Multi-Scale Interactions in the Planetary Boundary Layer over Complex Terrain

US Army's Dugway Proving Ground (DPG), located in the northwest corner of Utah, USA, is characterized and surrounded by complex land-surface and terrain contrasts. Important features include the Great Salt Lake to the northeast, the West Desert playa to the west, numerous narrow mountain ranges in close proximity, and distant broad and high plateaus. Thermally-driven circulations of different scales associated with these geographic features dramatically impact the evolution of the planetary boundary layer (PBL) at DPG. The relative contribution of these different circulations varies both diurnally and seasonally. Further, synoptic scale features remote from DPG such as thermal lows over Nevada and Great Basin Cyclogenesis have a profound impact on the PBL over DPG. A better understanding of these multi-scale circulations at DPG and their interactions will improve operational forecasts at DPG and offer insight to multi-scale interactions elsewhere. Additionally, as part of the MATERHORN program to improve mesoscale model forecasts in complex terrain, this research will allow better identification of model shortcomings by accurate diagnosis of the features that the models do not skillfully predict.

For this study 38 permanently installed automatic weather stations (AWS), each with periods of record (POR) extending 10-15 years, are used to characterize the surface wind field in and around DPG. AWS installations are well distributed spatially and sample the relevant land-surface features. A wind climatology based on this dataset is used to identify persistent features on hourly and monthly time scales. ERA-Interim reanalysis data and a 15-year climatology of upper-air soundings at Salt Lake City International Airport enable examination of synoptic scale influences.
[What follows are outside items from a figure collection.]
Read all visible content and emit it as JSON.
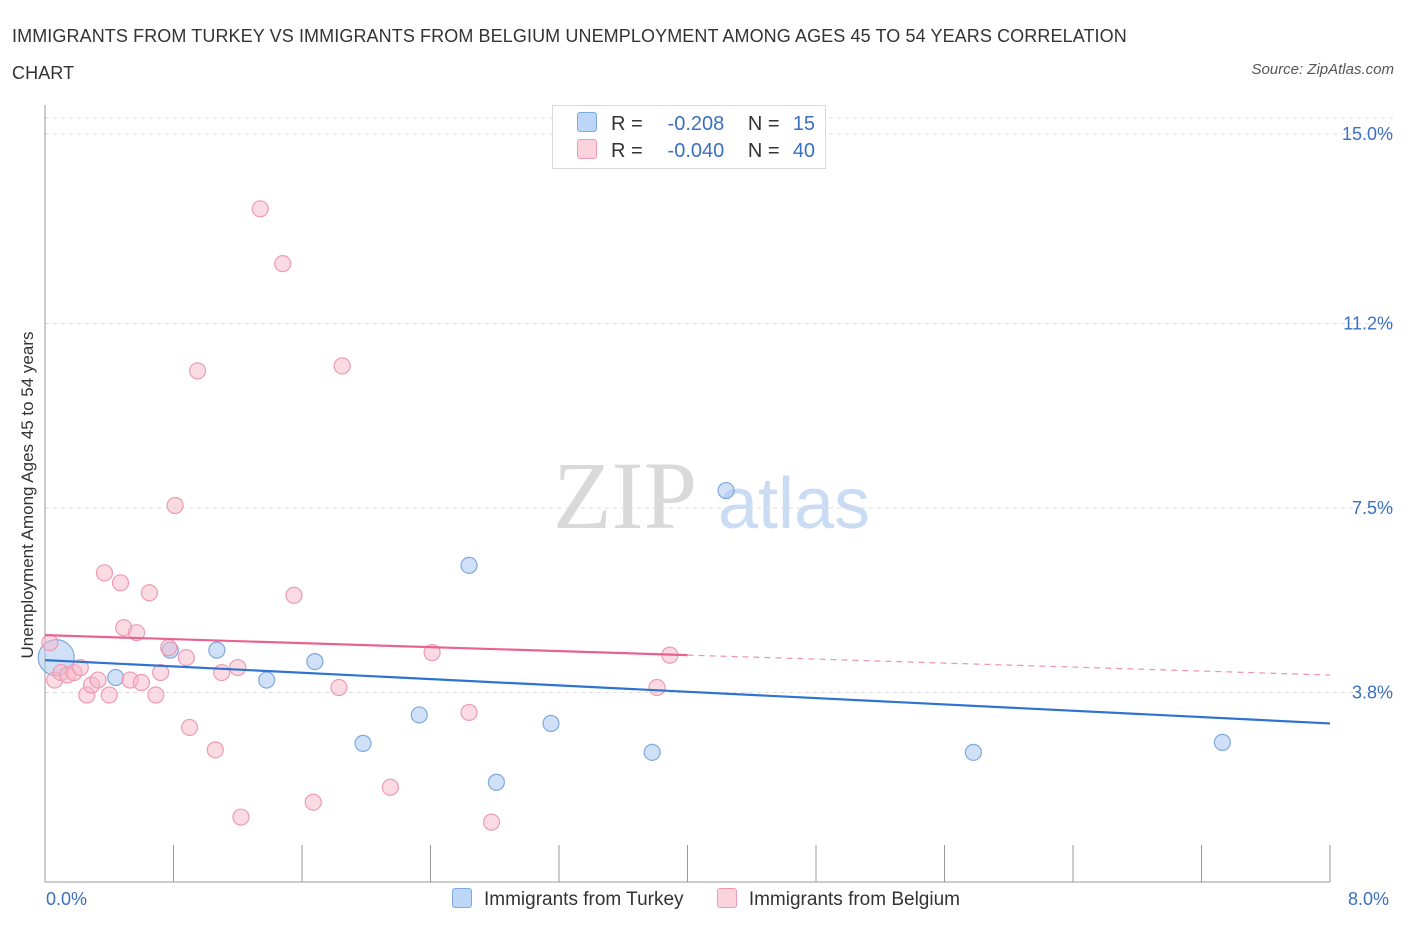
{
  "chart_data": {
    "type": "scatter",
    "title": "IMMIGRANTS FROM TURKEY VS IMMIGRANTS FROM BELGIUM UNEMPLOYMENT AMONG AGES 45 TO 54 YEARS CORRELATION CHART",
    "source": "Source: ZipAtlas.com",
    "xlabel": "",
    "ylabel": "Unemployment Among Ages 45 to 54 years",
    "xlim": [
      0,
      8
    ],
    "ylim": [
      0,
      15
    ],
    "x_tick_labels": {
      "left": "0.0%",
      "right": "8.0%"
    },
    "y_ticks": [
      {
        "value": 3.8,
        "label": "3.8%"
      },
      {
        "value": 7.5,
        "label": "7.5%"
      },
      {
        "value": 11.2,
        "label": "11.2%"
      },
      {
        "value": 15.0,
        "label": "15.0%"
      }
    ],
    "grid": true,
    "watermark": "ZIPatlas",
    "legend": {
      "rows": [
        {
          "r_label": "R =",
          "r_value": "-0.208",
          "n_label": "N =",
          "n_value": "15"
        },
        {
          "r_label": "R =",
          "r_value": "-0.040",
          "n_label": "N =",
          "n_value": "40"
        }
      ]
    },
    "series": [
      {
        "name": "Immigrants from Turkey",
        "color": "#a9c8f0",
        "line_color": "#2f73d0",
        "trend": {
          "x0": 0.0,
          "y0": 4.45,
          "x1": 8.0,
          "y1": 3.18,
          "dash_from": null
        },
        "points": [
          {
            "x": 0.07,
            "y": 4.5,
            "big": true
          },
          {
            "x": 0.44,
            "y": 4.1
          },
          {
            "x": 0.78,
            "y": 4.65
          },
          {
            "x": 1.07,
            "y": 4.65
          },
          {
            "x": 1.38,
            "y": 4.05
          },
          {
            "x": 1.68,
            "y": 4.42
          },
          {
            "x": 1.98,
            "y": 2.78
          },
          {
            "x": 2.33,
            "y": 3.35
          },
          {
            "x": 2.64,
            "y": 6.35
          },
          {
            "x": 2.81,
            "y": 2.0
          },
          {
            "x": 3.15,
            "y": 3.18
          },
          {
            "x": 3.78,
            "y": 2.6
          },
          {
            "x": 4.24,
            "y": 7.85
          },
          {
            "x": 5.78,
            "y": 2.6
          },
          {
            "x": 7.33,
            "y": 2.8
          }
        ]
      },
      {
        "name": "Immigrants from Belgium",
        "color": "#f5b8c8",
        "line_color": "#e8648e",
        "trend": {
          "x0": 0.0,
          "y0": 4.95,
          "x1": 8.0,
          "y1": 4.15,
          "dash_from": 4.0
        },
        "points": [
          {
            "x": 0.03,
            "y": 4.8
          },
          {
            "x": 0.06,
            "y": 4.05
          },
          {
            "x": 0.1,
            "y": 4.2
          },
          {
            "x": 0.14,
            "y": 4.15
          },
          {
            "x": 0.18,
            "y": 4.2
          },
          {
            "x": 0.22,
            "y": 4.3
          },
          {
            "x": 0.26,
            "y": 3.75
          },
          {
            "x": 0.29,
            "y": 3.95
          },
          {
            "x": 0.33,
            "y": 4.05
          },
          {
            "x": 0.37,
            "y": 6.2
          },
          {
            "x": 0.4,
            "y": 3.75
          },
          {
            "x": 0.47,
            "y": 6.0
          },
          {
            "x": 0.49,
            "y": 5.1
          },
          {
            "x": 0.53,
            "y": 4.05
          },
          {
            "x": 0.57,
            "y": 5.0
          },
          {
            "x": 0.6,
            "y": 4.0
          },
          {
            "x": 0.65,
            "y": 5.8
          },
          {
            "x": 0.69,
            "y": 3.75
          },
          {
            "x": 0.72,
            "y": 4.2
          },
          {
            "x": 0.77,
            "y": 4.7
          },
          {
            "x": 0.81,
            "y": 7.55
          },
          {
            "x": 0.88,
            "y": 4.5
          },
          {
            "x": 0.9,
            "y": 3.1
          },
          {
            "x": 0.95,
            "y": 10.25
          },
          {
            "x": 1.06,
            "y": 2.65
          },
          {
            "x": 1.1,
            "y": 4.2
          },
          {
            "x": 1.2,
            "y": 4.3
          },
          {
            "x": 1.22,
            "y": 1.3
          },
          {
            "x": 1.34,
            "y": 13.5
          },
          {
            "x": 1.48,
            "y": 12.4
          },
          {
            "x": 1.55,
            "y": 5.75
          },
          {
            "x": 1.67,
            "y": 1.6
          },
          {
            "x": 1.83,
            "y": 3.9
          },
          {
            "x": 1.85,
            "y": 10.35
          },
          {
            "x": 2.15,
            "y": 1.9
          },
          {
            "x": 2.41,
            "y": 4.6
          },
          {
            "x": 2.64,
            "y": 3.4
          },
          {
            "x": 2.78,
            "y": 1.2
          },
          {
            "x": 3.81,
            "y": 3.9
          },
          {
            "x": 3.89,
            "y": 4.55
          }
        ]
      }
    ]
  }
}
Combining the above datasets the annual PBL evolution at DPG can be divided in to 4 seasonal regimes. The first, encompassing the months December-February, is dominated by persistent valley cold-air pools that induce the lightest mean surface winds of the year despite the peaking of the 700 hPa wind speeds at this time. The second regime, from March-May, is defined by northerly 850 hPa flow that is superimposed upon DPG by the climatological maximum of cyclogenesis in the lee of the Sierra Nevada and southern Utah that occurs during these months. The third regime, from June-August, includes the strongest mean surface wind speeds of the year despite the minimum in 700 hPa wind speed at this time. These strong surface winds are a result of the strong thermal low that forms over Nevada during the summer months, inducing strong southerly flow at 850 hPa. The fourth regime, from September-November, best displays thermally-driven circulations resulting from the local geography at DPG as it is not influenced by any of the aforementioned synoptic-scale phenomena.

During each of these 4 seasonal regimes, mesoscale and microscale circulations operate on individual slopes and valleys. The strength of these smaller-scale circulations varies seasonally as they are modulated by the amount of solar heating. It is onto these flows that successively larger-scale influences are superimposed to create the full climatological wind evolution.